Esta vez Kiskoros acusó el golpe. Su nuez bajaba y subía en la confusión de retorcidas lealtades. También los canallas, pensó Coy, tienen su corazoncito.

– Ella nunca habló de eso -Kiskoros miraba fijo, como si lo culpara-. Íbamos…

– Claro que no te habló -Palermo intentaba encender el cigarrillo que tenía en la boca-. Cretino.

Kiskoros se iba abajo por momentos.

– Teníamos un coche alquilado -murmuró, confuso.

– Pues ya puedes -sugirió Palermo- devolver las llaves.

Su mechero no funcionaba, así que el cazador de tesoros se incorporó para inclinarse sobre la llama del farol de petróleo con el cigarrillo en la boca. Parecía divertido con aquella espléndida broma en la que cada cual había tenido lo suyo.
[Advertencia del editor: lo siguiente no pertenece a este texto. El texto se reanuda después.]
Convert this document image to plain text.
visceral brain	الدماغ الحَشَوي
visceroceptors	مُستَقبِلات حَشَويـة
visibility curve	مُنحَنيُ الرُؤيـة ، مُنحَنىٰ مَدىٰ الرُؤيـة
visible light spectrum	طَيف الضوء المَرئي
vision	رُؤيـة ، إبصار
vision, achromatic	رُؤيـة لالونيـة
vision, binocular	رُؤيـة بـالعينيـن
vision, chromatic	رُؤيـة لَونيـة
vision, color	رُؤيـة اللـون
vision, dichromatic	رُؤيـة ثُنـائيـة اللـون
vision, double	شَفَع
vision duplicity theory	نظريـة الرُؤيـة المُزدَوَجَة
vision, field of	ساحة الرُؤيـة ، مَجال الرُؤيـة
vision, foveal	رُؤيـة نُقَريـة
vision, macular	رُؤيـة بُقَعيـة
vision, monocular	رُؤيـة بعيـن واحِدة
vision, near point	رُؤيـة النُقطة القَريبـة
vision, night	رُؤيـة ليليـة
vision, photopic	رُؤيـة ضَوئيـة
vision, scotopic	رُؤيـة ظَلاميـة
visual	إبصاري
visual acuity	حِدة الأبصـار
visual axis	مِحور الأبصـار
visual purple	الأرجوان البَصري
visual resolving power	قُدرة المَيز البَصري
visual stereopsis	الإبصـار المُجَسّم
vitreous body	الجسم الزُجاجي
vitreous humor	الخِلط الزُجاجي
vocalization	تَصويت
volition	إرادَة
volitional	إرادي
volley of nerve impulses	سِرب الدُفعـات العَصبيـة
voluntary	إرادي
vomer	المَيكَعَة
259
– Ella nunca… -empezó a decir Kiskoros.

Tal vez lleguemos a tiempo, pensó Coy mientras trepaban por la escala y el aire de la noche le refrescaba la cara. Había muchas estrellas, y las siluetas de los barcos desguazados tenían una apariencia fantasmal, recortadas en las luces del puerto. Abajo, en el suelo de la bodega, el argentino ya no se quejaba. Había dejado de hacerlo cuando Palermo terminó de darle patadas en la cabeza, y la sangre que le salía a borbotones por la nariz chamuscada se mezclaba con la herrumbre del suelo, o chisporroteaba al mojar su ropa humeante. Se debatía al pie de la escala con la chaqueta ardiendo, dando alaridos, después que Nino Palermo, inclinado para encender el cigarrillo, lanzara contra él de improviso el farol: un arco de llamas que surcó con un zumbido la penumbra de la bodega, pasó por delante de Coy y le acertó a Kiskoros en el pecho, justo cuando estaba diciendo eso de ella nunca. Y nunca supieron lo que ella nunca habría hecho o dicho, porque en ese instante el petróleo del farol se le derramó encima, haciéndole soltar la pistola cuando una llamarada prendió en su ropa y le cubrió la cara. Un momento después Coy y el Piloto estaban de pie; pero Palermo, mucho más rápido, ya se había agachado, haciéndose con la pistola. Se quedaron así los tres, mirándose unos a otros sin pestañear mientras Kiskoros se retorcía en el suelo, entre fogonazos, pegando unos gritos que helaban la sangre. Al fin Coy cogió la chaqueta de Palermo y apagó las llamas dándole golpes con ella antes de echársela por encima. Al retirarla, Kiskoros humeaba hecho una piltrafa: en vez de pelo y bigote tenía rastrojos chamuscados, decía ay, ay, y en los intervalos emitía un ruido sordo, como si hiciera gárgaras con aguarrás. Entonces fue cuando Palermo le dio todas aquellas patadas en la cabeza de un modo sistemático, casi contable. Igual que si estuviera poniendo sobre una mesa los billetes de su indemnización por despido. Y luego, con la pistola en la mano pero sin apuntar a nadie, una sonrisa muy poco risueña en la boca, suspiró satisfecho y le preguntó a Coy si estaba dentro o fuera. Eso dijo: dentro o fuera, mirándolo al resplandor de las últimas llamas del farol roto en el suelo, con cara de tiburón noctámbulo camino de resolver viejas cuentas.